I told her about lead in the soil in Englewood and the decades the Fisk and Crawford coal plants spent reeking the air in Pilsen and Little Village. I told her about science, about politics and poverty and how the three meet in ways the majority of the world walks by without giving a second glance.
What was I supposed to tell her? That I want to write about haircuts?
I do want to write about science and poverty, and I’m damn good at it, but I want to write about haircuts too. That’s part of the mix.
I want to write about the little place on the next block from me where you walk in and two old Polish men talk to each other in the language of that country. One’s barber smock is always festive, like a Hawaiian shirt. The other is more staid.

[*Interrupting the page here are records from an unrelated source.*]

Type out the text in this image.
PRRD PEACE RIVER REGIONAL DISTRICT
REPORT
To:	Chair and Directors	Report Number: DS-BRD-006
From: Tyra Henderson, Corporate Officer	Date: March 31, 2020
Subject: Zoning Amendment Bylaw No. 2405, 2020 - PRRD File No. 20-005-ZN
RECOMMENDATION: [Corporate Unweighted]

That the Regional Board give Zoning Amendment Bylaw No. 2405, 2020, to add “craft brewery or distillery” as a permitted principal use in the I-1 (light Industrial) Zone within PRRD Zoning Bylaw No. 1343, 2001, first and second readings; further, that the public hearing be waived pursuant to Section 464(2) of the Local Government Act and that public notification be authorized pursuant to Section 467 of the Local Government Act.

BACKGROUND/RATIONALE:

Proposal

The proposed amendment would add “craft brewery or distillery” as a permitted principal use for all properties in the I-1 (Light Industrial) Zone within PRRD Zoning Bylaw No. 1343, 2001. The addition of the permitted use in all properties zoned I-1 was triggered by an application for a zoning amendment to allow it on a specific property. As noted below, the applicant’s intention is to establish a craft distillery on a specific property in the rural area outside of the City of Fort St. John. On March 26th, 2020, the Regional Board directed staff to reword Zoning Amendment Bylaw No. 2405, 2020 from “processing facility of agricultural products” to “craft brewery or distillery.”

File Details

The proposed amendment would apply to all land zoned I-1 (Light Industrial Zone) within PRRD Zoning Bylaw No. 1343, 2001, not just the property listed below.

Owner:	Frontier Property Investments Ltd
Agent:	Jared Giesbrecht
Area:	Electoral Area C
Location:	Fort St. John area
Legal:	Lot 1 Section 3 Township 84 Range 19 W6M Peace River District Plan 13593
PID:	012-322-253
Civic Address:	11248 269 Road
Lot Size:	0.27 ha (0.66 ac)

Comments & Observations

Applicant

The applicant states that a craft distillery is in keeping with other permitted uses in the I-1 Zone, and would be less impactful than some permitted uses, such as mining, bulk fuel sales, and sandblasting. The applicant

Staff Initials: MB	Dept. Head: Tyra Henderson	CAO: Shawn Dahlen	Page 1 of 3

I want to write about the old customer who slowly got up from his chair to make room for me, slowly meandering to the coat tree, turning back for a moment to reach into his pocket to procure two promotional pens from his business, one for each barber. They talked in Polish. I couldn’t understand.
The old man who gave the pens slowly wrapped a scarf around his neck, put on his leather jacket, put on a sailor’s cap of the style Zorba would wear and sat in the corner, waiting for his 20-something grandson to be done with his own haircut.
There are many poets of the large, idea men, people who want to take on the big issue, talk about blinking, tipping points, long tails. I want to write about haircuts.
There are those who think journalism’s life blood is blood. Murder. Crime. Rape. Horror. Dead suburban white women. Excusing their gutless schadenfreude by rhymes. If it bleeds, it leads. I want to write about haircuts.
I want to write about the old man who ended up cutting my hair. It was the staid one. Last time I went there, I got the Hawaiian shirt guy.
I want to write about our conversation, limited to heavy-accented versions of “Medium haircut, yes?” and “You like sideburns long?” I want to write about his thick body odor still clinging to me as I type these lines.
I want to write about the little moments of life, not the big. I want to talk about the rules of life, not the exceptions. And I don’t give a crap about celebrities.
A daub of shaving cream behind my ears, the scrape noise of a straight edge and a wince from the spray bottle of that grandfather-scented Pinaud Clubman aftershave connects me more than writing about ideas or murders would. Those moments, those little sparks are bigger to me than any big idea, any big thought, any crime coverage or celeb ‘splosion I’ve ever come across in this business of documenting the world.
I want to write about pollution and I want to write about TIFs and tax incentives and all the other little proxy funds where the big and bad get away with their larceny.
But who’s to say in this giant world of journalism, with shrieking murder headlines, blogs about how bloggers should blog, crowdsourced lolcats and reams and reams of eco-data that there’s no quiet little corner for me?
One where I can write about haircuts.